Usage scenarios of ABAC

For example, the employees of the company in Beijing will use the company Intranet to attend the conference training tomorrow. Beijing and Intranet are environment attributes, and Attending meetings and training are operation attributes. When you need to dynamically calculate permissions based on these attributes, the RBAC authorization model will not suffice. This is where the ABAC authorization model is needed.

Under the ABAC permission model, you can easily implement the following permission control logic:

1. Authorizing an editor to edit a specific book;
2. When the department of a document is the same as the user’s department, the user can access the document.
3. When the user is the owner of a document and the status of the document is draft, the user can edit the document.
4. Block access to System B from Department A until 9:00 a.m.
5. Access to system A as an administrator is prohibited in places other than Shanghai;

There are several commonalities in the above logic:

1. Specific to one resource rather than one type of resource;
2. Specific to an operation;
3. Dynamic execution of policies based on the context of the request (such as time, location, resource Tag);

If boiled down to a single sentence, you can fine-grained grant specific permissions to a resource under what circumstances.

The RBAC authorization model is role-based access control. When facing large enterprises and organizations, the RBAC authorization model needs to maintain a large number of roles and authorization relationships, while the ABAC authorization model is more flexible. In addition, when resources are increasing, the RBAC authorization model needs to maintain all relevant roles, while the ABAC authorization model only needs to maintain related attributes, which is more extensible.

Implement the permission model with Authing

In Authing’s permission system, we support both THE RBAC and ABAC permission models, which combine efficiency of administration with granularity of authorization. In the permission management module of the Authing console, you can manage resources and roles in a unified manner, and authorize the operation rights of resources to roles or users by using personalized authorization rules.

During authorization, the principal of the authorized user is selected first. In addition to users and roles, groups and organizational nodes can be authorized. This authorization model of different dimensions brings great convenience to authorization management.

For each authorization, we can define authorization rules that allow or deny access to a resource under certain conditions.
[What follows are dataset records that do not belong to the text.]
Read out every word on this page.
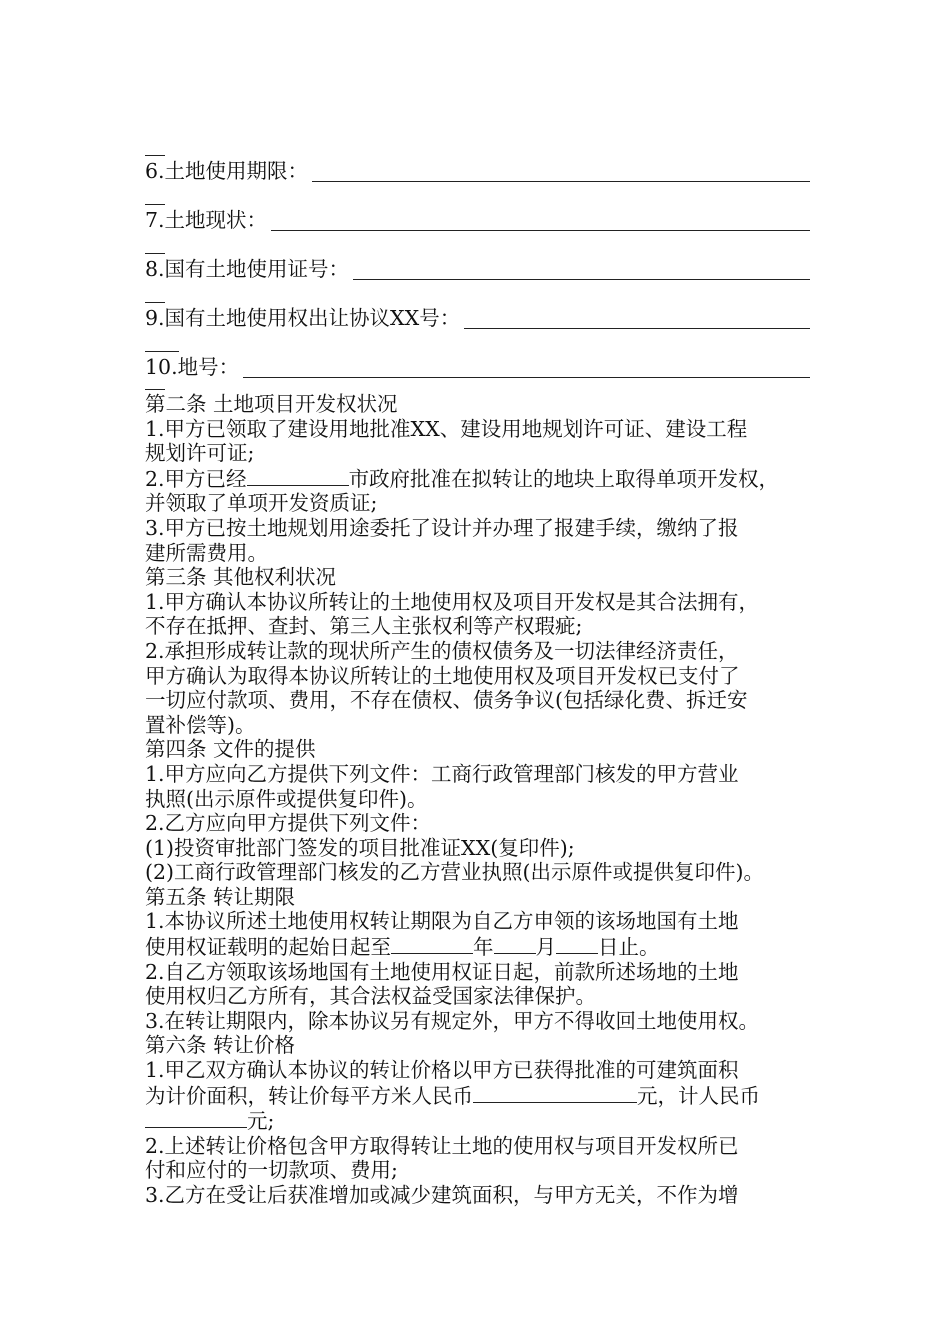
6.土地使用期限：
7.土地现状：
8.国有土地使用证号：
9.国有土地使用权出让协议XX号：
10.地号：

第二条 土地项目开发权状况

1.甲方已领取了建设用地批准XX、建设用地规划许可证、建设工程

规划许可证;

2.甲方已经	市政府批准在拟转让的地块上取得单项开发权，

并领取了单项开发资质证;

3.甲方已按土地规划用途委托了设计并办理了报建手续，缴纳了报

建所需费用。

第三条 其他权利状况

1.甲方确认本协议所转让的土地使用权及项目开发权是其合法拥有，

不存在抵押、查封、第三人主张权利等产权瑕疵;

2.承担形成转让款的现状所产生的债权债务及一切法律经济责任，

甲方确认为取得本协议所转让的土地使用权及项目开发权已支付了

一切应付款项、费用，不存在债权、债务争议(包括绿化费、拆迁安

置补偿等)。

第四条 文件的提供

1.甲方应向乙方提供下列文件：工商行政管理部门核发的甲方营业

执照(出示原件或提供复印件)。

2.乙方应向甲方提供下列文件：

(1)投资审批部门签发的项目批准证XX(复印件);

(2)工商行政管理部门核发的乙方营业执照(出示原件或提供复印件)。

第五条 转让期限

1.本协议所述土地使用权转让期限为自乙方申领的该场地国有土地

使用权证载明的起始日起至	年 月 日止。

2.自乙方领取该场地国有土地使用权证日起，前款所述场地的土地

使用权归乙方所有，其合法权益受国家法律保护。

3.在转让期限内，除本协议另有规定外，甲方不得收回土地使用权。

第六条 转让价格

1.甲乙双方确认本协议的转让价格以甲方已获得批准的可建筑面积

为计价面积，转让价每平方米人民币	元，计人民币

元;

2.上述转让价格包含甲方取得转让土地的使用权与项目开发权所已

付和应付的一切款项、费用;

3.乙方在受让后获准增加或减少建筑面积，与甲方无关，不作为增
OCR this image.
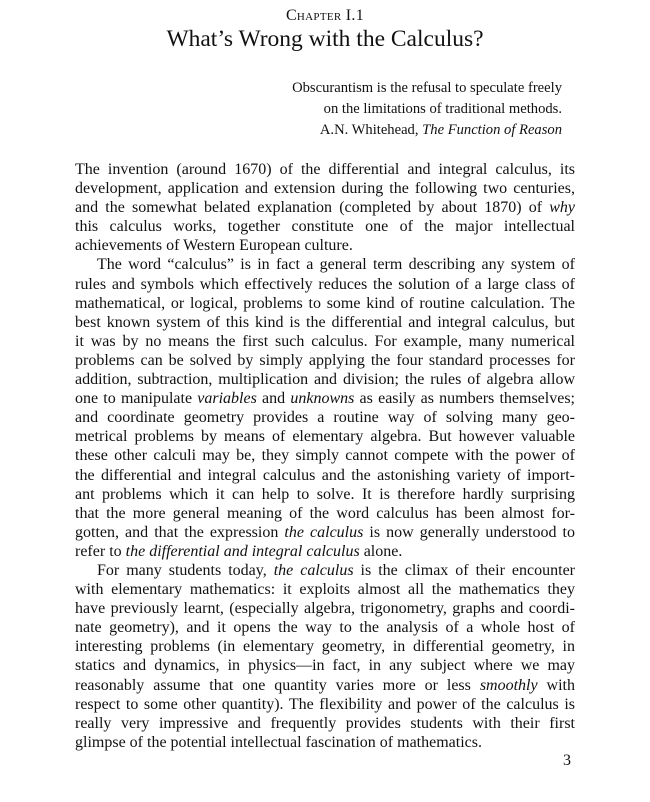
Chapter I.1
What’s Wrong with the Calculus?
Obscurantism is the refusal to speculate freely
on the limitations of traditional methods.
A.N. Whitehead, The Function of Reason
The invention (around 1670) of the differential and integral calculus, its
development, application and extension during the following two centuries,
and the somewhat belated explanation (completed by about 1870) of why
this calculus works, together constitute one of the major intellectual
achievements of Western European culture.
The word “calculus” is in fact a general term describing any system of
rules and symbols which effectively reduces the solution of a large class of
mathematical, or logical, problems to some kind of routine calculation. The
best known system of this kind is the differential and integral calculus, but
it was by no means the first such calculus. For example, many numerical
problems can be solved by simply applying the four standard processes for
addition, subtraction, multiplication and division; the rules of algebra allow
one to manipulate variables and unknowns as easily as numbers themselves;
and coordinate geometry provides a routine way of solving many geo-
metrical problems by means of elementary algebra. But however valuable
these other calculi may be, they simply cannot compete with the power of
the differential and integral calculus and the astonishing variety of import-
ant problems which it can help to solve. It is therefore hardly surprising
that the more general meaning of the word calculus has been almost for-
gotten, and that the expression the calculus is now generally understood to
refer to the differential and integral calculus alone.
For many students today, the calculus is the climax of their encounter
with elementary mathematics: it exploits almost all the mathematics they
have previously learnt, (especially algebra, trigonometry, graphs and coordi-
nate geometry), and it opens the way to the analysis of a whole host of
interesting problems (in elementary geometry, in differential geometry, in
statics and dynamics, in physics—in fact, in any subject where we may
reasonably assume that one quantity varies more or less smoothly with
respect to some other quantity). The flexibility and power of the calculus is
really very impressive and frequently provides students with their first
glimpse of the potential intellectual fascination of mathematics.
3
Once authorized resources are defined in the console, you can integrate the permissions model defined in Authing into your own projects via apis to control resource permissions.

Initialize the Management SDK first:

Here we take the Node SDK as an example. We also support the SDK of Python, Java, C#, PHP and other languages. Please refer to docs.authing.cn/ for details

import { ManagementClient } from 'authing-js-sdk';

const managementClient = new ManagementClient({
    userPoolId: "YOUR_USERPOOL_ID".secret: "YOUR_USERPOOL_SECRET"
});
Copy the code

Call managementClient. Acl. IsAllowed method, three parameters are:

• UserId: indicates the userId. A user can be directly authorized to perform operations on specific resources or inherit the permissions granted to roles.
• Resource: indicates a resource identifier. For example, repository:123 indicates a code repository whose ID is 123. Repository :* indicates a code repository.
• Action: indicates a specific operation, such as repository:Delete indicates the operation to Delete the code repository.

const { totalCount, list } = await managementClient.acl.isAllowed("USER_ID"."repository:123"."repository:Delete");
Copy the code

The Authing policy engine will dynamically execute the policy based on the configured permission policy and return true or false. You can determine whether the user has the operation permission based on the return value.

conclusion

Authing not only implements RBAC model role permissions inheritance through both user and role objects, but also implements a more fine-grained and dynamic ABAC permissions model on top of this. This is a gradual process, and as the complexity of your business increases, you can quickly build a permissions model that suits your business scenario based on Authing’s powerful and flexible permissions system.